By Dave Riley
The Korean War — remember that one? Carefully euphemised by the Pentagon as a "police action", it began in June 1950 and ended in July 1953, by which time the total of dead, wounded and missing was approaching 2 million soldiers and civilians. Some police action!
Of course, it was all about drawing the line against communism, about hotting up the Cold War, and it had enough gutsy fanfare in it to last to the Vietnam War — not the French but the US version — well under way by the mid-'60s. That was another "police action" — more devastating than its predecessor, but cut from the same cloth.
By the time MASH began on September 17, 1972, the charm of fighting the Reds had soured. Three months to the day before the debut, a burglary had taken place at the Watergate building in Washington and the US public's attitudes to the war, its government, even its president, were undergoing a dramatic change. The timing was perfect.
Dr Richard Hornberger's original novel, upon which Robert Altman's movie M*A*S*H was based, was not notably antiwar. The shift in emphasis to make MASH antiwar and anti-establishment began with the film and continued with and was emphasised by the TV version.
The television series, after a shaky first season, was to run for 11 years and build a phenomenal following. The final episode, which ran for two and half hours, drew an audience in 1983 variously estimated at between 85 and 125 million in the US alone.
But MASH refuses to go away. Its 251 episodes have kept cropping up in a whole series of repeats over these last 20 years. Currently Channel 10 is running new prints of old episodes. It is good to be back in fond company.
The many stories of the 4077 MASH field hospital have become an integral part of popular culture. The consistently high standards of writing, production and performance which MASH achieved depended on values that were enthusiastically upheld as much by its massive audience as by its cast and crew.
Although set in Korea in the McCarthyite '50s, MASH was the most contemporary of programs. It sometimes forayed into issues of class, race and sex more keenly than most of its peers and served always to remind us that the world really has changed dramatically.

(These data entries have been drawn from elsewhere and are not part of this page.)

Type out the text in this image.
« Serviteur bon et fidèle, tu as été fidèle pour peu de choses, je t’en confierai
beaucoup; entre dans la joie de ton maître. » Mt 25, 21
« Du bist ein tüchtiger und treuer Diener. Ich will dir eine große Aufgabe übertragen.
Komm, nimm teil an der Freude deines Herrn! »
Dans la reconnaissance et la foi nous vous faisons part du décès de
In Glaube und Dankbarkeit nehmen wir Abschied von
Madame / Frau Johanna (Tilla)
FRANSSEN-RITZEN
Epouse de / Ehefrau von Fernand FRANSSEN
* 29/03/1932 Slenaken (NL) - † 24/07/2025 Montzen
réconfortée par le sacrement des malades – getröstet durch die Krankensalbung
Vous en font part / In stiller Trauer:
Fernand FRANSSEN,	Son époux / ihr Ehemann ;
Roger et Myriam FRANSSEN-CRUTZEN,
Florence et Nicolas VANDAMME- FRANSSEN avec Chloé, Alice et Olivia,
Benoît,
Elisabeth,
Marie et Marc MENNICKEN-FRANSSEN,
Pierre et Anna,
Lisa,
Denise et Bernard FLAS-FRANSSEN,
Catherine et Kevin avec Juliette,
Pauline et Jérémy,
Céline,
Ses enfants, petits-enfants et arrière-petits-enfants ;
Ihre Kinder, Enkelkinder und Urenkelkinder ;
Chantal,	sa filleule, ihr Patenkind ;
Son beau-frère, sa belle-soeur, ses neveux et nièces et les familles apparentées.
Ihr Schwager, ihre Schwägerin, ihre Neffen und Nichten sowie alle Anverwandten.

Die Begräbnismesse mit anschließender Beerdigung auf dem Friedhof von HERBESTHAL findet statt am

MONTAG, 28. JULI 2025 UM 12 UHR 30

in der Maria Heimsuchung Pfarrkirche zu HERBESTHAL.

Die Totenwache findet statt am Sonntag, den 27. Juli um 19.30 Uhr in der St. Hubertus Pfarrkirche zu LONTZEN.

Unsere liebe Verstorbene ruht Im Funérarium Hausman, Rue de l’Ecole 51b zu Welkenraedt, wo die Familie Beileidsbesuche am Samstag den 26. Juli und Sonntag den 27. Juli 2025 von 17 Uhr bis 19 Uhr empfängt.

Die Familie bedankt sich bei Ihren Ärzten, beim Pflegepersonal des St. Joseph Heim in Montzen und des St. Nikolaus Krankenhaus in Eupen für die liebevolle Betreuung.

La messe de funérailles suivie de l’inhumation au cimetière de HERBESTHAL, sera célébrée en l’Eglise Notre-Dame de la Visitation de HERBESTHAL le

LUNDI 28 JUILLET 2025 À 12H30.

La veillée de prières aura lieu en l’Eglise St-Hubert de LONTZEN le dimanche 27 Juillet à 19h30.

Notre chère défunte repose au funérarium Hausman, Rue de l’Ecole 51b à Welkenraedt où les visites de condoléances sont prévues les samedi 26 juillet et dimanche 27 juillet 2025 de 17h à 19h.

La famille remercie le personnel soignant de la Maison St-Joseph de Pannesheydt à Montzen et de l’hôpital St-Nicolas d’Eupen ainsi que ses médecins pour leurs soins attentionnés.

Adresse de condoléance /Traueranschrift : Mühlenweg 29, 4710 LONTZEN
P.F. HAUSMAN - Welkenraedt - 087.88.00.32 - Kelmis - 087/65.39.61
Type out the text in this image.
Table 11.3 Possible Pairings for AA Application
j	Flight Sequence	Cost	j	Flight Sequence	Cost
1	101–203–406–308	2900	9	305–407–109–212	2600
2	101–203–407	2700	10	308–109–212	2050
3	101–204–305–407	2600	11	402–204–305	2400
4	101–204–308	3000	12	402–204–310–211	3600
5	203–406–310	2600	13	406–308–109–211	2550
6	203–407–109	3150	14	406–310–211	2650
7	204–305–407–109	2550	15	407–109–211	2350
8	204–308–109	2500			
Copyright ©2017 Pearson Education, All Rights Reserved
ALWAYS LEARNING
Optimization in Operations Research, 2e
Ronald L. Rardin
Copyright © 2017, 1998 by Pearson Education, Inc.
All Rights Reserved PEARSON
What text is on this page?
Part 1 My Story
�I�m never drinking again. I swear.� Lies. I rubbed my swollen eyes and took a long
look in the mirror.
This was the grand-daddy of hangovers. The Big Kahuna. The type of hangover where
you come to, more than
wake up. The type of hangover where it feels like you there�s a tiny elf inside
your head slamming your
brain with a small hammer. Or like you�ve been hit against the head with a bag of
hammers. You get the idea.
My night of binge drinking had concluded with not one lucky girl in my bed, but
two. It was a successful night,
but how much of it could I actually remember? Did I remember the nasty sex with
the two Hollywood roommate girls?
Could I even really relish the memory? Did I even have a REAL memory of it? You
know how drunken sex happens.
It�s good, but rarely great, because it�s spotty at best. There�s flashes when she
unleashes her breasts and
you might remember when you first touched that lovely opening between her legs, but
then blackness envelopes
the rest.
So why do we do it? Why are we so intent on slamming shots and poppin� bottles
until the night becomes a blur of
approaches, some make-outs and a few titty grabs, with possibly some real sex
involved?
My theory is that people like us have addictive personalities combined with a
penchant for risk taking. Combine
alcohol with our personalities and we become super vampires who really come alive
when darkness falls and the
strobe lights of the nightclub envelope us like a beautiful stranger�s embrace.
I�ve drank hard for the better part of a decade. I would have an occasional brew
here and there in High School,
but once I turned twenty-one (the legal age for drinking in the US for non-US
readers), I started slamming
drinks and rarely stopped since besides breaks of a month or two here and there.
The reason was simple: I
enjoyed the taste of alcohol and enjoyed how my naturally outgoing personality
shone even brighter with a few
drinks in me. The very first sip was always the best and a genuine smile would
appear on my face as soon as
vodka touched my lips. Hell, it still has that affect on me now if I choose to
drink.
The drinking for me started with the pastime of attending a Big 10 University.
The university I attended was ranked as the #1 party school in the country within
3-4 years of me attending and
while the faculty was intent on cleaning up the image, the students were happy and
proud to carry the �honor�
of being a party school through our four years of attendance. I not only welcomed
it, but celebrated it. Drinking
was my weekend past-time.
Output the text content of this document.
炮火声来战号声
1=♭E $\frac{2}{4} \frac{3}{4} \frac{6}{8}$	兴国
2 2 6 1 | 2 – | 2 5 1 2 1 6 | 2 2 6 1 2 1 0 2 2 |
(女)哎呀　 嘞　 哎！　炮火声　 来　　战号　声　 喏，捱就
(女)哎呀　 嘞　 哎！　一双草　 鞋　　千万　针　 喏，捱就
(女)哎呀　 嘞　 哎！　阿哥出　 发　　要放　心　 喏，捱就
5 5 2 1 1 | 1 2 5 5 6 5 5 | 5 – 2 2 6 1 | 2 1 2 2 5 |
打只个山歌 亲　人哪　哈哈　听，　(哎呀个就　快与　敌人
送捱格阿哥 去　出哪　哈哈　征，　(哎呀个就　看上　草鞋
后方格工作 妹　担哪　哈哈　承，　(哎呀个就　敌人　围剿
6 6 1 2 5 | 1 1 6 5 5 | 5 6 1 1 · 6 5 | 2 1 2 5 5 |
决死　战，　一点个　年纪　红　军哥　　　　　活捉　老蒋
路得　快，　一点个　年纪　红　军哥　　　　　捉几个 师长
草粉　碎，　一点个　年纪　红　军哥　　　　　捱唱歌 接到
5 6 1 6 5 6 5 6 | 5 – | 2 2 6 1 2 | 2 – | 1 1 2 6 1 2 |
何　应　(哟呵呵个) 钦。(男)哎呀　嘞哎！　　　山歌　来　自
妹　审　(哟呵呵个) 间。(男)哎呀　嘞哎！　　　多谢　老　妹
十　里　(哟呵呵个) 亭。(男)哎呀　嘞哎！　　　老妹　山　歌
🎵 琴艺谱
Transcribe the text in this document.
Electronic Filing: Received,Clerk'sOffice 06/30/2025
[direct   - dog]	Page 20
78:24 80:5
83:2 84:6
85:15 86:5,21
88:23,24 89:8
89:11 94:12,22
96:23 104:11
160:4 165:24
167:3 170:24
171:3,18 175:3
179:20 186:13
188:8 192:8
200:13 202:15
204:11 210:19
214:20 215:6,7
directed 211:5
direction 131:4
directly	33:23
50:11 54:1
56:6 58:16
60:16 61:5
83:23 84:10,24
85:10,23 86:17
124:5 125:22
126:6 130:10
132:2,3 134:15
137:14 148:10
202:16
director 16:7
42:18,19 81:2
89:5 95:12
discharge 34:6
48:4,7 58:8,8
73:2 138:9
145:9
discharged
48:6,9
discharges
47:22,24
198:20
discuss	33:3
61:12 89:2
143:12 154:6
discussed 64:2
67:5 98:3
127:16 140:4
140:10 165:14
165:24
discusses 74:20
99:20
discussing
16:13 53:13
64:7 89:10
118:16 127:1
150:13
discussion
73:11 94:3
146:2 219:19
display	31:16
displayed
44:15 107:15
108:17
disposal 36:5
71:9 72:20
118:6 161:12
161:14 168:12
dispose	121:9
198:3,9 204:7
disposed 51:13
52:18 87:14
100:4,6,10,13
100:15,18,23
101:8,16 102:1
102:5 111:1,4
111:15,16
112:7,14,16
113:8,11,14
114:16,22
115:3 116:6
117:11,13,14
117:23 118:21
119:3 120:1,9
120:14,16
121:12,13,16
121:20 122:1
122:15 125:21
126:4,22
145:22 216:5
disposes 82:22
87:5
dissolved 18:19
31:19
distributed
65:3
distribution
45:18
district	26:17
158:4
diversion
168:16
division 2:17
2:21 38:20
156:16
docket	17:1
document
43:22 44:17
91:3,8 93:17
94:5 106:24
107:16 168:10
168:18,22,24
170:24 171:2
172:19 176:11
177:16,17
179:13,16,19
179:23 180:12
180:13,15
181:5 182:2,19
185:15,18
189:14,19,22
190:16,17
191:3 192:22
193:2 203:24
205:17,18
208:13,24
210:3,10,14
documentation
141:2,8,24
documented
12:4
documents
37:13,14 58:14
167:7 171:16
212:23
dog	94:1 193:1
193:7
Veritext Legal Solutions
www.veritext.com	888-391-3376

For some the series is discounted by Captain "Hawkeye" Pierce's rampant lechery, but a greater failing is the program's cocooning of the action away from the lives of the Koreans. It is Mum's boys and Mum's apple pie that take the battering in these televised hostilities. The locals merely add ambience.
An incision in the soft underbelly of red blooded Americana is perhaps MASH's best legacy. While it never quite discovers imperialism, it accurately diagnosed the Vietnam Syndrome for all to see. MASH's war — which lasted for over a decade — was just another US offshore battlefield. Korea, Vietnam, Panama, Iraq ... the 4077 MASH was merely renting the space.